A federal court in New Jersey has cleared the way for a class action lawsuit against the nation’s third-largest poultry producer, Perdue Farms, Inc., over the company’s alleged false advertising of factory farmed chicken products as “humane.” The suit—filed by two members of The Humane Society of the United States on behalf of consumers duped by Perdue—alleges that Perdue is illegally marketing chicken products as “Humanely Raised” in violation of the New Jersey Consumer Fraud Act. The complaint seeks a jury trial and damages for the class members, as well as injunctive relief. In a decision issued on Easter Sunday, the court denied every one of Perdue’s arguments for dismissal, clearing the way for the case to proceed to discovery and eventually trial.
“Companies such as Perdue are exploiting the dramatic growth of consumer demand for products that meet higher animal welfare standards,” said Jonathan Lovvorn, senior vice president and chief counsel for Animal Protection Litigation at The HSUS. “Slapping ‘humanely raised’ stickers on the same old factory farmed products is not going to cut it with either consumers or the courts.”

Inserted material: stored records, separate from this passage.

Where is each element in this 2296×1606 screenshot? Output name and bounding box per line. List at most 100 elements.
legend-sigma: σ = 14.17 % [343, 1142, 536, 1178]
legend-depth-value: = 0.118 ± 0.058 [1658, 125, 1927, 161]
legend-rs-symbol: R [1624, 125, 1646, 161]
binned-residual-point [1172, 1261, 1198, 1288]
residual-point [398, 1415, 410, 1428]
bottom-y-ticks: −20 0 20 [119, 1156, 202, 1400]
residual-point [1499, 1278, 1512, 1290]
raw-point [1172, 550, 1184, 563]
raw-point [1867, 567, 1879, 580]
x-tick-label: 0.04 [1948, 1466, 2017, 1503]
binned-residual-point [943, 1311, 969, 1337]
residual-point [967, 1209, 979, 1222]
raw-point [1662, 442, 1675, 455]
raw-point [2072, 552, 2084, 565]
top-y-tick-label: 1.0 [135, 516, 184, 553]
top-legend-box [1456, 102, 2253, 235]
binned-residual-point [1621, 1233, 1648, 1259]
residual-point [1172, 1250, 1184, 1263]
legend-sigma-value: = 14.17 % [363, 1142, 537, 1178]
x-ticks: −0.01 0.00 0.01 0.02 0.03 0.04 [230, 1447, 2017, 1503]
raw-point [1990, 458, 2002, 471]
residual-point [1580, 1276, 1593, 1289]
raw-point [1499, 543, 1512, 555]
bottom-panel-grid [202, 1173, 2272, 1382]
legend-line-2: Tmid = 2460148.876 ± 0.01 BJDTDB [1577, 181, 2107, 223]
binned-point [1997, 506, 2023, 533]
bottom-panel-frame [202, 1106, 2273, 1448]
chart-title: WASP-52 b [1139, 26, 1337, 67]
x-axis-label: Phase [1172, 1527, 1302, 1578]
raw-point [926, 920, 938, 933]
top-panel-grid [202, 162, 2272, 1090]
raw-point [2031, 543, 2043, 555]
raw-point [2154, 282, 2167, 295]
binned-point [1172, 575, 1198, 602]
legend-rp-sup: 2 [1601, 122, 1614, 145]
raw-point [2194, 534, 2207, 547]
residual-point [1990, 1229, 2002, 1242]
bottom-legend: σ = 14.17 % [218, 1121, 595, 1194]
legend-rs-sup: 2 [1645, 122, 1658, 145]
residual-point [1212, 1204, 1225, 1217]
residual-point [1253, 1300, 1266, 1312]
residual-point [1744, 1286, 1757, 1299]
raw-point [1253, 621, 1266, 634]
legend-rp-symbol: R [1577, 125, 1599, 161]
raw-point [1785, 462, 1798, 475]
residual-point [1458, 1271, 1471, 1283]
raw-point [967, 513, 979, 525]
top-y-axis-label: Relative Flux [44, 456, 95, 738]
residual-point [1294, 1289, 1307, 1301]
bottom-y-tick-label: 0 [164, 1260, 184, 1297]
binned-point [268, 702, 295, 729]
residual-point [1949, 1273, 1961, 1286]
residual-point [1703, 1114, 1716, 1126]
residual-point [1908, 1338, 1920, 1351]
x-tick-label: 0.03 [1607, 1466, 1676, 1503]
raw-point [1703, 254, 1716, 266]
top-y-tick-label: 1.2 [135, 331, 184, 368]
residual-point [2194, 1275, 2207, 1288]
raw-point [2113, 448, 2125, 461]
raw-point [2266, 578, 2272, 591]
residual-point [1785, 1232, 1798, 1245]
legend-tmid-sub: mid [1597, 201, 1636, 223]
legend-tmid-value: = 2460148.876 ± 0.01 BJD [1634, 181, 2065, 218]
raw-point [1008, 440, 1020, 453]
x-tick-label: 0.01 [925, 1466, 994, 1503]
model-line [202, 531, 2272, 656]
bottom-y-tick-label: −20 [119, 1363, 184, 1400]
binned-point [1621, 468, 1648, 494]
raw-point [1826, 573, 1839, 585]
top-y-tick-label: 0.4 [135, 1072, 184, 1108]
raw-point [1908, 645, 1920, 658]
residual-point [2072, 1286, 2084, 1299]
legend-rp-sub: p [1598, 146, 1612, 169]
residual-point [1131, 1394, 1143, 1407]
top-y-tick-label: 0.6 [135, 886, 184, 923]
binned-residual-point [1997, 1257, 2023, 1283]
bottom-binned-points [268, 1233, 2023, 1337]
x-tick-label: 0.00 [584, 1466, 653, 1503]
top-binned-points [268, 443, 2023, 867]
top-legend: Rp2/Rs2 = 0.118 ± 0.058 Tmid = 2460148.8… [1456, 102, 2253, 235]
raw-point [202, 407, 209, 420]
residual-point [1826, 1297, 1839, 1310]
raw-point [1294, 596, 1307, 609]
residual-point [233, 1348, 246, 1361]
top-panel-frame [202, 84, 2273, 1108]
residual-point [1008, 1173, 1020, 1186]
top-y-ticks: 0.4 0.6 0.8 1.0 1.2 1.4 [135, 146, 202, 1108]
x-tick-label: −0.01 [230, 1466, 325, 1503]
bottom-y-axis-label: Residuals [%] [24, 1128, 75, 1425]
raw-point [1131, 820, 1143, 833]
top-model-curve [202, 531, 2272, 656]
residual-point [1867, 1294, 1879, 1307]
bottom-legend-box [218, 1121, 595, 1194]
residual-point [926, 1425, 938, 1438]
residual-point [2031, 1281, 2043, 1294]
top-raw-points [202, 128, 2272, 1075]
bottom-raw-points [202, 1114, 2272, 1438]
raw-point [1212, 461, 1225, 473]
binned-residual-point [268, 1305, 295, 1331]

The lawsuit alleges that the standards upon which Perdue bases its “Humanely Raised” claim are not meaningfully different from the so-called “Animal Welfare Guidelines” of the National Chicken Council—a poultry industry trade group. The suit alleges that Perdue’s standards allow for treatment that no reasonable consumer would consider “humane,” including painful handling and shackling of live birds; housing in conditions that prevent normal resting behavior and cause painful health problems; the transport of birds on cramped trucks for long periods of time in extreme temperatures with no food or water; and inhumane slaughter of birds.
A key element of Perdue’s defense is the claim that consumers do not expect a “Humanely Raised” label to be an assurance that birds are humanely slaughtered. The Court disagreed and explained that it is entirely “plausible for the reasonable consumer to construe the Humanely Raised label as speaking to Perdue’s processes up until the time of death, including slaughter.” It is undisputed that Perdue’s chickens, like virtually all commercial poultry products, are slaughtered in facilities that according to USDA fall outside the protections of the federal Humane Methods of Slaughter Act, and are thus afforded no federal humane regulation or oversight at all.
The plaintiffs are represented in the case by Tycko & Zavareei LLP; David M. Wacksman, Esq.; and attorneys with The HSUS’ Animal Protection Litigation Section.